序.城、襲撃される
「陛下、外門を突破されました!」
「民の避難状況はどうした」
「八割ほどが内門へ移動しましたが……」
「急がせろ。第三の騎士団を市街に回せ!」
月影の国の王都は、現在襲撃されていた。
もっとも、隣にある火輪の国に攻められたわけではない。
百年ほど前、この国の王女と破邪の国の王子が婚姻を結んで興った火輪の国との関係は現在も友好だ。
火輪の国の向こう側にある破邪の国との関係だって、言わずもがなだ。
ではどこに襲われているのかといえば……
「魔物と人間の混成部隊とは、よくもまあ集めたものだな」
月影の国の女王は火の上がる城下を見て、考える。
たかが魔物であれば、こうも遅れを取ることはなかったろう。城下に入り込まれる前に退けていたはずだ。
「ロッサ」
「はい」
「お前は火輪の国と破邪の国への伝令に立て」
「姉上と母上は残るんですか? そりゃたしかにおふたりなら戦力として十分かもしれませんけど、そもそもこの襲撃は父祖カシェルが予告していたものでしょう? だったら、俺より姉上が――」
「そう、これはお前の予想通りの有事だろう。だからこそ、お前が二国への使者となるんだ。女王と王太女は、今から国の守りで手一杯になるのだからな」
ロッサはくっと唇を噛む。
たしかに、母と姉ならこの襲撃も凌ぎ切れるだろう。だが、だからこそ、伝令に立つべきは姉なのではないか。

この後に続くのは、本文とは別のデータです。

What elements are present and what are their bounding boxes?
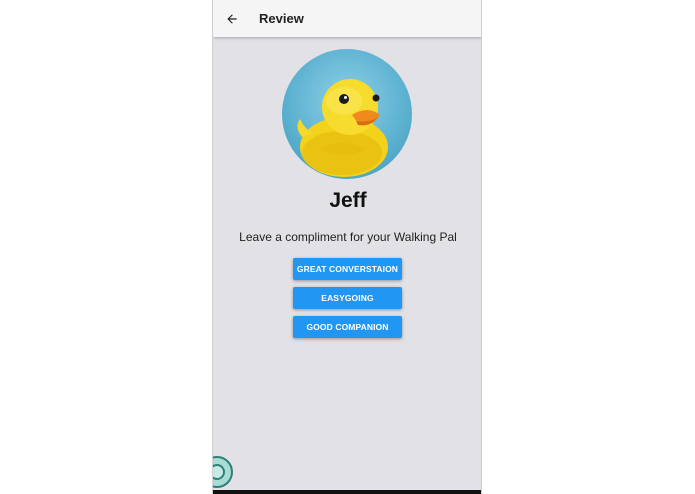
compliment-button-easygoing[interactable]: EASYGOING [293, 287, 402, 309]
floating-action-button[interactable] [213, 456, 233, 488]
rubber-duck-image [297, 79, 388, 177]
pal-name: Jeff [329, 189, 367, 212]
phone-screen: Review Jeff Leave a compliment for your … [212, 0, 482, 494]
app-bar: Review [213, 0, 481, 37]
page-title: Review [259, 11, 304, 26]
back-button[interactable] [213, 0, 251, 37]
system-nav-bar [213, 490, 481, 494]
circle-icon [213, 464, 225, 480]
compliment-button-great-conversation[interactable]: GREAT CONVERSTAION [293, 258, 402, 280]
arrow-back-icon [227, 13, 237, 24]
compliment-button-good-companion[interactable]: GOOD COMPANION [293, 316, 402, 338]
avatar [282, 49, 412, 179]
compliment-prompt: Leave a compliment for your Walking Pal [239, 230, 457, 244]
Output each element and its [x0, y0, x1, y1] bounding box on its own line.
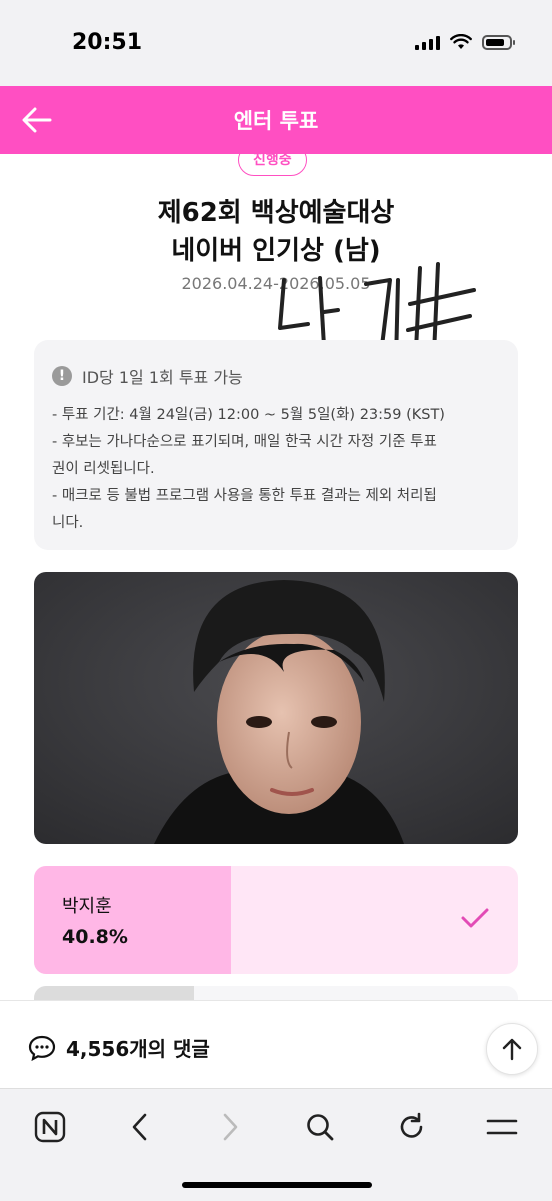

ここで伝令となる者が、後に“勇者ゴリラ”の称号を得ることになることを考えれば、この役目は姉のほうこそ相応しい――
ふ、と母が笑った。
「大丈夫。わたしはお前だからできると判断し、信じて送り出すのだ。お前は決して力不足ではないよ」
言い聞かせるような調子に、ロッサはたまらず大きく息を吐く。
「――わかりました。母上、ご武運を」
一礼し、くるりと踵を返したロッサは、そのまま振り返らずに、王座の間を退出した。
この月影の国の父祖とされる女神の使徒、貴きエルフ族であるカシェルは、今からおおよそ百年前、いくつかの予言を遺して忽然と姿を消した。
彼の善き相棒であり勇者を育てる者サーリスは、カシェルよりも少し先んじて姿を見せなくなった。
貴き御使いがなぜ姿を消したのか。
呼応するように魔物がじわじわと数を増し、不浄なる神を崇める教団の噂が聞こえ始めると、かつて魔王が女神を封じたように、邪教の神にとって目障りなふたりを封じたのではないかと囁かれるようになった。
破邪の国、火輪の国、月影の国……三国が何をしようが魔物はどんどん数を増し、邪教に堕ちる人間も増えていく。
そして今日になってとうとう、サーリスとカシェルのふたりが警告したように、邪神復活を目論む邪神教団が姿を現した。
この月影の国を沈めるべく、牙を剥いたのだ。